From 1907 to 1931, he was professor of Figürliche Wandmalerei at the Staatliche Kunstgewerbeschule in Hamburg (now University of Fine Arts of Hamburg). Inspired by the reform movement, he tried to close the gap between "high" art and "low" applied art. A new school building, designed by Fritz Schumacher, was opened in 1913. From then until 1918, Beckerath worked on a large eight-part wall mural to decorate the Aula assembly hall. Titled Die ewige Welle (The Eternal Wave), it depicts the rise and fall of a human cultural era, rising and falling, in eight parts. The artwork forms a bond of architecture and painting, with the canvas mount in the wall. Considered to be his magnum opus, it was dedicated with a speech by the art historian and cultural theorist, Aby Warburg.

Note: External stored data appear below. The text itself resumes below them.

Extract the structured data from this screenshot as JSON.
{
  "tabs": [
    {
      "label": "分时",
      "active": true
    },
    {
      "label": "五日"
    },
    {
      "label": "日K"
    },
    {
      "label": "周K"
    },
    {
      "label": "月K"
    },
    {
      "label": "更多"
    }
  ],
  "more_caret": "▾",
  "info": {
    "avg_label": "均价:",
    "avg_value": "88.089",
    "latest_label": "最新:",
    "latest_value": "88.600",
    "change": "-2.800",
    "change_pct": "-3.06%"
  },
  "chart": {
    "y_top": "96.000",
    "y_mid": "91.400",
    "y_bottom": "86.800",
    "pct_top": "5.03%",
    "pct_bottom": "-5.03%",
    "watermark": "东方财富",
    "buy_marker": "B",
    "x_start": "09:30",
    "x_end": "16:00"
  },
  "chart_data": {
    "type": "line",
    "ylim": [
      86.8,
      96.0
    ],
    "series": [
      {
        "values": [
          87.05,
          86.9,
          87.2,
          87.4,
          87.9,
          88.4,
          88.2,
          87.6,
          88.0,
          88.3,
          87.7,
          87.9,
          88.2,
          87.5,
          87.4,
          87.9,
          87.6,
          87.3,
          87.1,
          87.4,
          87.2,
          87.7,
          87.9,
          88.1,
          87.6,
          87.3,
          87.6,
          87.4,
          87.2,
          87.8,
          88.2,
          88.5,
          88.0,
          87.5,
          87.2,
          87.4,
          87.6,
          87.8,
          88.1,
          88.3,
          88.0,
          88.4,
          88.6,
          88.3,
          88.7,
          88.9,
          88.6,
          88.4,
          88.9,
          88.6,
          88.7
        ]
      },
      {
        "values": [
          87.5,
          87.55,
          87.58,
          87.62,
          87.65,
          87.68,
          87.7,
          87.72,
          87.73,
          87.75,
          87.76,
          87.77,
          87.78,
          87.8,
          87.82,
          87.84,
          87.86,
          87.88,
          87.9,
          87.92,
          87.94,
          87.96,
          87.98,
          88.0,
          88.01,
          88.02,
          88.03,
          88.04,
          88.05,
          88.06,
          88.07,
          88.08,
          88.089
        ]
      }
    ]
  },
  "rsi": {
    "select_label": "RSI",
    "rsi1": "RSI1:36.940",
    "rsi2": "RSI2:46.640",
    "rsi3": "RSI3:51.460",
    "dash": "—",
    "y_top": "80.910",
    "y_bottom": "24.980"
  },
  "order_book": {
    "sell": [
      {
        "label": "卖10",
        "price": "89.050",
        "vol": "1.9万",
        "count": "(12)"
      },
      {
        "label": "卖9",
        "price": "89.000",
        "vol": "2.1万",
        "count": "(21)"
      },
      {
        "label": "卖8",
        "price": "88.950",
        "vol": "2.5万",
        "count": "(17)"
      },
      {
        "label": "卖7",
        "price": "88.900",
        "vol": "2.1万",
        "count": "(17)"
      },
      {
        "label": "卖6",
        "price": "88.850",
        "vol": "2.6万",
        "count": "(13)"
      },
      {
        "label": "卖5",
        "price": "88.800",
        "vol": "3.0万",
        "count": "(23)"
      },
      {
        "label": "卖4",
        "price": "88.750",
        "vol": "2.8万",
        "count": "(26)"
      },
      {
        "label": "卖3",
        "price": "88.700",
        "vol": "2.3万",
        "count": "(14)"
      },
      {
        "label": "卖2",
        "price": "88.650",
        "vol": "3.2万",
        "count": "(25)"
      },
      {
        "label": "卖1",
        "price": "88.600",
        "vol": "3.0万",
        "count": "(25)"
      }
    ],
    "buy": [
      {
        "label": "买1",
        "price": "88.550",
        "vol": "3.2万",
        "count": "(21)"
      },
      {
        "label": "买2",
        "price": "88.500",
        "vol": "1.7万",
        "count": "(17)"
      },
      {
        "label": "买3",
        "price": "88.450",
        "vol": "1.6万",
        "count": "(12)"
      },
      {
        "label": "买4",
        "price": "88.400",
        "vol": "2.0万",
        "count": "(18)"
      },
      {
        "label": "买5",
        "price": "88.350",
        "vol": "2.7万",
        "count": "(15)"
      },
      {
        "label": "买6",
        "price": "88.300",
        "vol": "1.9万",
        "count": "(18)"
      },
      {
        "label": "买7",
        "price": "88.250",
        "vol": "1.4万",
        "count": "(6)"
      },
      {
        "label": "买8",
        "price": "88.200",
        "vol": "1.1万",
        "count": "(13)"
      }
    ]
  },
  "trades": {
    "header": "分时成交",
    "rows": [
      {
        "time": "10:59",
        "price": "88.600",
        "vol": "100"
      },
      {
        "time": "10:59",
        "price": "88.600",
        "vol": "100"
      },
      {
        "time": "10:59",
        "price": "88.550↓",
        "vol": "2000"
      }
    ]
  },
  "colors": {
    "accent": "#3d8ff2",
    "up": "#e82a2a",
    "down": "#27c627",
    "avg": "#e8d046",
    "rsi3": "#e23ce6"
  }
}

Die ewige Welle was covered with monochrome plaster in the 1950s, but the whole Aula was restored over five years to its original appearance, for the centenary in 2013.

Von Beckerath made two large biblical paintings, Die Predigt des Johannes (The Sermon of St. John, 1907) and Kreuzigung (Crucifixion, 1910). He donated them in 1931 to the village church of Löwenberg. They could not be installed immediately, and after the Nazis assumed power in 1933, their style was no longer welcome.

Von Beckerath died in Irschenhausen at age 69.